Genetic evaluation is very important in epithelial ovarian cancer. Testing may include BRCA1 and BRCA2 and other hereditary cancer susceptibility genes. Tumor testing for somatic mutations and homologous recombination deficiency may also guide treatment decisions.

These tests are important not only for choosing treatment but also for assessing cancer risk in family members. Genetic counseling may be recommended.

5. Radiotherapy and supportive care

Radiotherapy is not a main treatment for most ovarian cancers, but it may be used in selected situations, such as controlling pain or bleeding in a limited area. Supportive care is important throughout the entire cancer journey. Nutrition, pain control, psychological support, menopause management, physical activity, and side-effect management all help protect quality of life.

What happens after treatment?

After treatment is completed, regular follow-up is needed. The goal is not only to detect recurrence, but also to manage treatment-related side effects, support quality of life, address emotional and social needs, and monitor general health.
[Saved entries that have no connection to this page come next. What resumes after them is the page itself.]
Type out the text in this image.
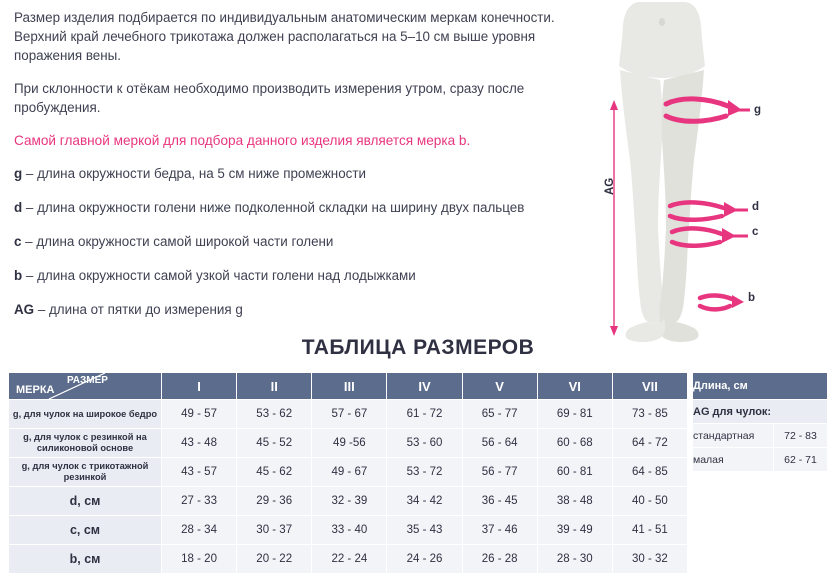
Размер изделия подбирается по индивидуальным анатомическим меркам конечности. Верхний край лечебного трикотажа должен располагаться на 5–10 см выше уровня поражения вены.
При склонности к отёкам необходимо производить измерения утром, сразу после пробуждения.
Самой главной меркой для подбора данного изделия является мерка b.
g – длина окружности бедра, на 5 см ниже промежности
d – длина окружности голени ниже подколенной складки на ширину двух пальцев
c – длина окружности самой широкой части голени
b – длина окружности самой узкой части голени над лодыжками
AG – длина от пятки до измерения g
g
d
c
b
AG
ТАБЛИЦА РАЗМЕРОВ
МЕРКА
РАЗМЕР	I	II	III	IV	V	VI	VII
g, для чулок на широкое бедро	49 - 57	53 - 62	57 - 67	61 - 72	65 - 77	69 - 81	73 - 85
g, для чулок с резинкой на силиконовой основе	43 - 48	45 - 52	49 -56	53 - 60	56 - 64	60 - 68	64 - 72
g, для чулок с трикотажной резинкой	43 - 57	45 - 62	49 - 67	53 - 72	56 - 77	60 - 81	64 - 85
d, см	27 - 33	29 - 36	32 - 39	34 - 42	36 - 45	38 - 48	40 - 50
c, см	28 - 34	30 - 37	33 - 40	35 - 43	37 - 46	39 - 49	41 - 51
b, см	18 - 20	20 - 22	22 - 24	24 - 26	26 - 28	28 - 30	30 - 32
Длина, см	
AG для чулок:	
стандартная	72 - 83
малая	62 - 71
Follow-up is individualized, but commonly includes:

  • More frequent visits during the first 2 years

  • Gradually longer intervals in later years

  • Review of symptoms at each visit

  • Physical and pelvic examination when appropriate

  • CA-125 or other tumor marker monitoring if elevated at diagnosis

  • Imaging when symptoms, examination findings, or tumor markers suggest recurrence

  • Assessment of neuropathy, fatigue, menopausal symptoms, bone health, emotional wellbeing, and long-term treatment effects

Routine imaging and CA-125 monitoring are not identical for every patient. In some patients, close marker monitoring is useful. In others, it may increase anxiety or lead to unnecessary tests. The follow-up plan should be discussed openly between the patient and physician.

“If CA-125 rises, does that definitely mean recurrence?”
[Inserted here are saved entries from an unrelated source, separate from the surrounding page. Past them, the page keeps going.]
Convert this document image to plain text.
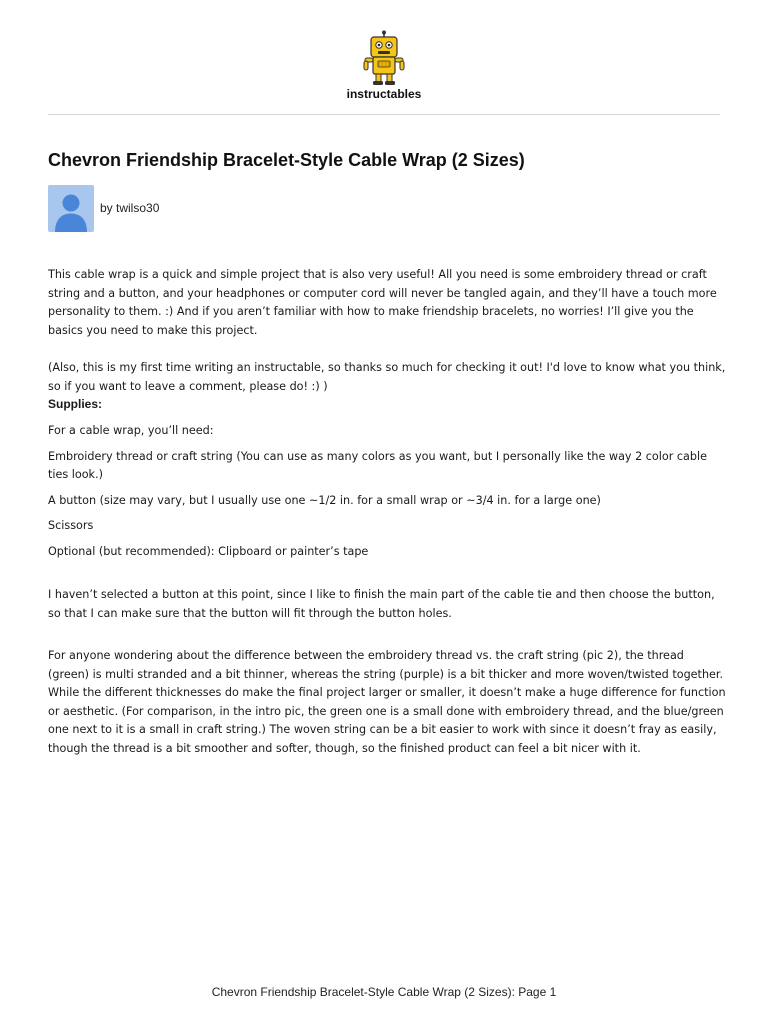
instructables
Chevron Friendship Bracelet-Style Cable Wrap (2 Sizes)
by twilso30

This cable wrap is a quick and simple project that is also very useful! All you need is some embroidery thread or craft string and a button, and your headphones or computer cord will never be tangled again, and they’ll have a touch more personality to them. :) And if you aren’t familiar with how to make friendship bracelets, no worries! I’ll give you the basics you need to make this project.

(Also, this is my first time writing an instructable, so thanks so much for checking it out! I'd love to know what you think, so if you want to leave a comment, please do! :) )

Supplies:

For a cable wrap, you’ll need:

Embroidery thread or craft string (You can use as many colors as you want, but I personally like the way 2 color cable ties look.)

A button (size may vary, but I usually use one ~1/2 in. for a small wrap or ~3/4 in. for a large one)

Scissors

Optional (but recommended): Clipboard or painter’s tape

I haven’t selected a button at this point, since I like to finish the main part of the cable tie and then choose the button, so that I can make sure that the button will fit through the button holes.

For anyone wondering about the difference between the embroidery thread vs. the craft string (pic 2), the thread (green) is multi stranded and a bit thinner, whereas the string (purple) is a bit thicker and more woven/twisted together. While the different thicknesses do make the final project larger or smaller, it doesn’t make a huge difference for function or aesthetic. (For comparison, in the intro pic, the green one is a small done with embroidery thread, and the blue/green one next to it is a small in craft string.) The woven string can be a bit easier to work with since it doesn’t fray as easily, though the thread is a bit smoother and softer, though, so the finished product can feel a bit nicer with it.

Chevron Friendship Bracelet-Style Cable Wrap (2 Sizes): Page 1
No. A rising CA-125 may be a warning sign, but it is not a diagnosis by itself. Infection, inflammation, and other non-cancerous conditions may also affect CA-125. Decisions should be based on symptoms, examination, imaging, previous values, and the overall clinical picture.

When should a doctor be consulted?

Medical evaluation is recommended without delay in the following situations:

  • New and persistent abdominal bloating

  • Ongoing pelvic or abdominal pain

  • Feeling full quickly, loss of appetite, or unexplained weight change

  • Frequent urination or urinary urgency

  • Vaginal bleeding after menopause

  • New persistent symptoms in a person previously treated for ovarian cancer

  • Family history of ovarian cancer or breast cancer at a young age

Conclusion

Ovarian cancer may progress quietly in its early stages, but persistent and new symptoms should not be ignored. Today, treatment is becoming increasingly personalized through surgery, chemotherapy, targeted therapies, and genetic testing. The best approach is an individualized treatment and follow-up plan created by an experienced multidisciplinary team.

This article is for general informational purposes only. Diagnosis, treatment, and follow-up decisions must be made by the patient’s own physician, based on individual medical findings.